Parallel to that, I also teach you how to steer, but until you can weigh it somewhat, just keep mixing glasses with ice.

Maybe because I believe the first cocktail I've ever made on my own will taste better just because it can be accurately weighed first.

I missed the conversation a little bit, but that's why I had this classroom start with the basics of weighing and practicing steer.

It's been quite a while since this cocktail class started. Most students already possess a compromisable line of weighing techniques, but occasionally test weighing by unplugging.

So, if you fail that skip test, one of the other students will be practicing weighing all the time while they are in other tasks. Like him.

"Then weigh three times in a row, within 1 ml of the error. Introduction."

When I speak softly, the boy sees the major cup with a serious look on his face.

Still staring at the flowing liquid, slowly filling the measure with water. And I stopped the bottle just a little late from when I thought it was perfect. Probably about 0.1 ml or 2 ml extra.

but about that, well, it's acceptable. The problem is: As one of the criteria, if you cross 30 ml and zero, the basics are out.

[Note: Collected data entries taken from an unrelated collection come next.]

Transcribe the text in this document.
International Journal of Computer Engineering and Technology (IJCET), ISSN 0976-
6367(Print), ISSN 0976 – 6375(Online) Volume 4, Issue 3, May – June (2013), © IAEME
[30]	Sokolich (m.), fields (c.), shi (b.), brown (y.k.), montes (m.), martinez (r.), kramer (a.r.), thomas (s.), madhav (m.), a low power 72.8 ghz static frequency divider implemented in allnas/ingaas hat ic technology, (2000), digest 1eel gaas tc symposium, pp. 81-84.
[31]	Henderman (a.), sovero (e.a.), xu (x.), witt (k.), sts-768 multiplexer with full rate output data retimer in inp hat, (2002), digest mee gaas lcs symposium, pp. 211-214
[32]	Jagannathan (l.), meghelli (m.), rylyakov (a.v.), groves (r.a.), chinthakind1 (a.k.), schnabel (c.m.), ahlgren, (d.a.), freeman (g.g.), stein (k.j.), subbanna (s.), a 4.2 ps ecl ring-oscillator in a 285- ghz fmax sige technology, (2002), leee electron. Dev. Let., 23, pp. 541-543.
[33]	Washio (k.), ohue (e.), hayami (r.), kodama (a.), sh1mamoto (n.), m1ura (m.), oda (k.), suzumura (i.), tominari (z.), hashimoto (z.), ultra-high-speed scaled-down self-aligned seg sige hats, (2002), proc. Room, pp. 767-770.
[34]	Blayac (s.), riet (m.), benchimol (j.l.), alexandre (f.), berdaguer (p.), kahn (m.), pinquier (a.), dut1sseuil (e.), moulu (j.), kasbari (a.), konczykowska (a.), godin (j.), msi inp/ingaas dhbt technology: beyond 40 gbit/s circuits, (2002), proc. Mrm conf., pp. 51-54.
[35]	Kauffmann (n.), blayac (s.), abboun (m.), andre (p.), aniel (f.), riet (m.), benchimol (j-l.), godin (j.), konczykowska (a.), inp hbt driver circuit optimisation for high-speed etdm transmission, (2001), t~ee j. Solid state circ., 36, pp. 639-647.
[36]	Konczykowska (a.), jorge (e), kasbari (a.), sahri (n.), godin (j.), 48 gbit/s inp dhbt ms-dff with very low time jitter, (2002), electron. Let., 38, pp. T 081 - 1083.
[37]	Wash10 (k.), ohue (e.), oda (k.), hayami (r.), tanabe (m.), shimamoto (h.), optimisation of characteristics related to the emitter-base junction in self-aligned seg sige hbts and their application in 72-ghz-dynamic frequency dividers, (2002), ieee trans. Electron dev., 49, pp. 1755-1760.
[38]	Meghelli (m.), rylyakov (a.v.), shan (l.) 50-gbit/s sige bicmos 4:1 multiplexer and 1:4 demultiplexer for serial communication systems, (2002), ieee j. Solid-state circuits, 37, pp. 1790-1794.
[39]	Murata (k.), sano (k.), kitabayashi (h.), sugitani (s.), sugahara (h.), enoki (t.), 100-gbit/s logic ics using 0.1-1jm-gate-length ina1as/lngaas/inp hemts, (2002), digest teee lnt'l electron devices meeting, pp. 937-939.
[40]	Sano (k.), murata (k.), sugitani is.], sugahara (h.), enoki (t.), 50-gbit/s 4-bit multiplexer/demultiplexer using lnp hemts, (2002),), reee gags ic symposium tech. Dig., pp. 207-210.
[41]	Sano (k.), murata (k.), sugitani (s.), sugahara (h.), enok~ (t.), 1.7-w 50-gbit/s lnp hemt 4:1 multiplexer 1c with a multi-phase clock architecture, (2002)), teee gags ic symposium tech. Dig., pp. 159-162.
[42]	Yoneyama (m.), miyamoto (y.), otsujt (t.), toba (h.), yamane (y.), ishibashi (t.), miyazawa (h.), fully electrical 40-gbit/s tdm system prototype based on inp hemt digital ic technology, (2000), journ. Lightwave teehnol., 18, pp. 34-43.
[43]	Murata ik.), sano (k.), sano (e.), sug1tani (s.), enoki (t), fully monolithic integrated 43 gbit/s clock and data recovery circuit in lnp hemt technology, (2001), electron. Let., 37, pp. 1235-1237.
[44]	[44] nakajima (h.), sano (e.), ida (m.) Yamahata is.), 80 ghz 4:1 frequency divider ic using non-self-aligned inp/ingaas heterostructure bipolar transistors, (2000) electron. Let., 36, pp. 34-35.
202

The boy, who slowly poured the measured liquid into the measure, regained his temper and went into the second weighing.

Earlier, I might have unconsciously felt that I had put a little too much in. Now stop the weighing with about 0.2 ml or 0.3 ml of missing portions.

If I poured it slowly, the bulge appeared on the 30ml side of the major cup about the passing score.

The boy looks at me happily there. I nod lightly, too, and speak up.

"Fair enough. All right, two more."

"Yes!"

Then the boy managed to score two more tests as well, although some were slightly more dangerous.